The comic is a pointed critique of the Stanford Prison Experiment, conducted by Philip Zimbardo in 1971. In that famous study, college students were randomly assigned to play either guards or prisoners in a simulated prison. The experiment was ended after just six days (of a planned two weeks) because the "guards" became abusive and the "prisoners" showed signs of severe psychological distress. The study has been widely cited as evidence that ordinary people will become cruel when given power, and it became one of the most famous experiments in psychology.

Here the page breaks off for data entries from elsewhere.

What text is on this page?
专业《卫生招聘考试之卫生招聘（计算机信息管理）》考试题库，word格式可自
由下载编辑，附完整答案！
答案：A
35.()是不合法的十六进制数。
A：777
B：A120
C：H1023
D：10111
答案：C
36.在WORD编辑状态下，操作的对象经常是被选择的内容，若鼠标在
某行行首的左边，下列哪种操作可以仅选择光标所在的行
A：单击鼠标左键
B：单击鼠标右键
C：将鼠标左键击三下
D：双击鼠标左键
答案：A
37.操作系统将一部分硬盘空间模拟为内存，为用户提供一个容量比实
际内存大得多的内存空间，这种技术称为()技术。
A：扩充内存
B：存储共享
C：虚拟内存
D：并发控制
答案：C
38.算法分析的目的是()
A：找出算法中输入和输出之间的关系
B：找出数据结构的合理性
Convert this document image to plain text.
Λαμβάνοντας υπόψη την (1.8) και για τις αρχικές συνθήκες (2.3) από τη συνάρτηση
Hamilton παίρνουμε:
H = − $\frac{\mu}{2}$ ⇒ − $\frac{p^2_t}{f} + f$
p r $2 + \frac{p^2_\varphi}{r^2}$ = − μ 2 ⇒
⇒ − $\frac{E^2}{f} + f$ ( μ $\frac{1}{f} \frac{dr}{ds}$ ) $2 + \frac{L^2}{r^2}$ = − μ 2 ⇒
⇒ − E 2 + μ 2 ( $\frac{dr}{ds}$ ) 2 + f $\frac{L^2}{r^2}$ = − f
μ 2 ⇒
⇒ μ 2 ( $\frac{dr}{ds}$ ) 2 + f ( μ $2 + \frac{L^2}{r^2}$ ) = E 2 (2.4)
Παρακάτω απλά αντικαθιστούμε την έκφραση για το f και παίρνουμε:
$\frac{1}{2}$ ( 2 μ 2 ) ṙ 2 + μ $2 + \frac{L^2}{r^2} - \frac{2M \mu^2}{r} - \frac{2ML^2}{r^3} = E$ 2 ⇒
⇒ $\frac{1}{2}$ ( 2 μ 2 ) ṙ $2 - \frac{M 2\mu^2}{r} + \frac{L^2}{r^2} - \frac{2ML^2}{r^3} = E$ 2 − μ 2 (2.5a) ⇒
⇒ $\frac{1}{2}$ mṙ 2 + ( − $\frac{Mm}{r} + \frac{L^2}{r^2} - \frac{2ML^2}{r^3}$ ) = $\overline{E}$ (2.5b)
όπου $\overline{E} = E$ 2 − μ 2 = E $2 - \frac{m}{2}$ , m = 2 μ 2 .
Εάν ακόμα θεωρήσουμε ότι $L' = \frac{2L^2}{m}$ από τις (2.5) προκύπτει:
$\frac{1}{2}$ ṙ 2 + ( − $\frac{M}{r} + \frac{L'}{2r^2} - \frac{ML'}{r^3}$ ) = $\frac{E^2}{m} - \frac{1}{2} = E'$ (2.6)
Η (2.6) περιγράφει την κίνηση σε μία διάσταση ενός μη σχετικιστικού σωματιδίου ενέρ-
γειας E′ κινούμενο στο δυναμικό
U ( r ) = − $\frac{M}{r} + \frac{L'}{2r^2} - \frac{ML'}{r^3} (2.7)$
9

However, the comic highlights the serious methodological flaws that critics have identified over the years. The sample was tiny (just 22 participants), the subjects were self-selected (not randomly chosen from the general population -- they responded to a newspaper ad asking for volunteers for a "prison study"), and Zimbardo himself acted as the prison superintendent, making him an active participant rather than a detached observer. Recent investigations have also revealed that guards were coached to be harsh and that some participants were acting rather than genuinely transformed. Despite these flaws, the experiment continues to be cited as definitive proof about human nature.
The votey panel shows a character smugly saying "Take THAT, forty year old psych experiment!" which adds a self-aware layer of humor -- acknowledging that debunking the Stanford Prison Experiment is itself something of a well-worn intellectual exercise at this point.